Brauchen wir aufgrund fortschreitender Migration ein neues Verständnis von Staatsbürgerschaft?
Wer sind wir? Staatsbürger? EU-Bürger? Weltbürger? Im Bild: die Deutsche Botschaft in Prag. Foto: picture alliance
Ein Beitrag des Europäischen Salons
Wir wollen uns dem Thema „Entgrenzung des Staates und Gewährleistung der Menschenrechte? Perspektiven der europäischen Migrationspolitik“ redaktionsseitig wie folgt nähern.

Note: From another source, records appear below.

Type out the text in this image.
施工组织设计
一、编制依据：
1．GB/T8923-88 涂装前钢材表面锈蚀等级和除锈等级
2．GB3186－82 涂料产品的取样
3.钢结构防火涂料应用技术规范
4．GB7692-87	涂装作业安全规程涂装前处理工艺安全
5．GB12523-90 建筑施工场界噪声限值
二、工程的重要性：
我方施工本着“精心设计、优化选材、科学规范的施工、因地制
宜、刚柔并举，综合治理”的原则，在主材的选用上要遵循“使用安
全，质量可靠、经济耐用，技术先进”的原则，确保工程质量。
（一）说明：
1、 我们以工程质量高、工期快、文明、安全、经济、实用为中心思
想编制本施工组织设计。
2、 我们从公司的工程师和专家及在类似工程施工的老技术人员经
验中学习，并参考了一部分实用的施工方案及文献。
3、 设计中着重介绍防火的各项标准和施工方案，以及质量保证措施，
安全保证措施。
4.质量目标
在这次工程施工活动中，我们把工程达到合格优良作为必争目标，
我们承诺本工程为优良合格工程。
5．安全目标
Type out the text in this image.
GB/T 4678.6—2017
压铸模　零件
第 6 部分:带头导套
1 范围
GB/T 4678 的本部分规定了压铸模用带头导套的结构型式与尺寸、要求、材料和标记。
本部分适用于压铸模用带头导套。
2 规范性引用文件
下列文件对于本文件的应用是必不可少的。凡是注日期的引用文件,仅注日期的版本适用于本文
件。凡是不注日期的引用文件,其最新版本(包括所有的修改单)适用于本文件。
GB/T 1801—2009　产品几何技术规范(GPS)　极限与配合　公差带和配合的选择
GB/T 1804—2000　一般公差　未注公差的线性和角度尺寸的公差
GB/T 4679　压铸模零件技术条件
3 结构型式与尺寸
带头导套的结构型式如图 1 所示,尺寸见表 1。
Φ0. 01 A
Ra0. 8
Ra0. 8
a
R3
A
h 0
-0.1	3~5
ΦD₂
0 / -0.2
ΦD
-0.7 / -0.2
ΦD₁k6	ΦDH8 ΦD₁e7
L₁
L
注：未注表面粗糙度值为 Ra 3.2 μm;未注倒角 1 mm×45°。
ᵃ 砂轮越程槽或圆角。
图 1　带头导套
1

Ausgangspunkt für die Vorstellung der Entgrenzung eines Staates soll das Staatsvolk sein. Nach der bekannten Drei-Elemente-Lehre des Staatsrechtlers Georg Jellinek besteht ein Staat im Sinne des Völkerrechts aus den drei konstitutiven Elementen Staatsvolk, Staatsgebiet und Staatsgewalt. Traditionellerweise geht das Völkerrecht davon aus, dass es Teil der staatlichen Souveränität ist, über die Vergabe der eigenen Staatsangehörigkeit zu entscheiden. Davon zu unterscheiden ist der Begriff der Staatsbürgerschaft, welcher materielle Rechtspositionen des Einzelnen bestimmt.
Der Europäische Salon stellt im Hinblick auf die europäische Migrationspolitik folgende Fragen zur Diskussion:
- Welche Merkmale definieren für Euch/Sie den Begriff des Staatsbürgers?
- Welche Auswirkungen hat Migration auf das klassische Verständnis staatsbürgerlicher Rechte und müssen diese in Zukunft partiell auf Drittstaatsangehörige ausgedehnt werden? Bürgerstatus ohne Staatsangehörigkeit?
- Kann die EU-Unionsbürgerschaft Vorbild für eine Form von globaler Weltbürgerschaft sein?
Doro
An den "Europäischen Salon":
Ich finde Ihre Fragestellung sehr interessant. Allerdings ist mir der Unterschied, den Sie machen zwischen "Staatsangehörigkeit" und "Staatsbürgerschaft" noch nicht ganz klar. Ob Sie das noch näher erläutern können?
Grundsätzlich geht mir die These durch den Kopf, die unser Bundespräsident Gauck aufgestellt hat: "Es gibt keine deutsche Identität ohne Auschwitz". Wie ist das bei den vielen Deutschen mit ausländischem Hintergrund, die die deutsche Staatsangehörigkeit angenommen haben? Gehört Auschwitz nun auch zu ihrer Identität? Oder sind sie die besseren Deutschen, weil später Dazugekommenen?
Umgekehrt: wie ist es mit den jungen Deutschen mit deutschem Hintergrund der 3. Generation oder sogar schon der 4. Generation? Lastet nur auf ihnen eine Art Erbschuld?
Es ist meine Frage, ob mit der Staatsangehörigkeit bzw. Staatsbürgerschaft auch die (manchmal unselige) Geschichte eines Staates angenommen werden muss, oder ob neue Staatsangehörige ein neues Kapitel frei von Schuld und Vergangenheit aufschlagen können und insofern bevorzugt sind. Ja, und auch gerade deshalb gebraucht werden?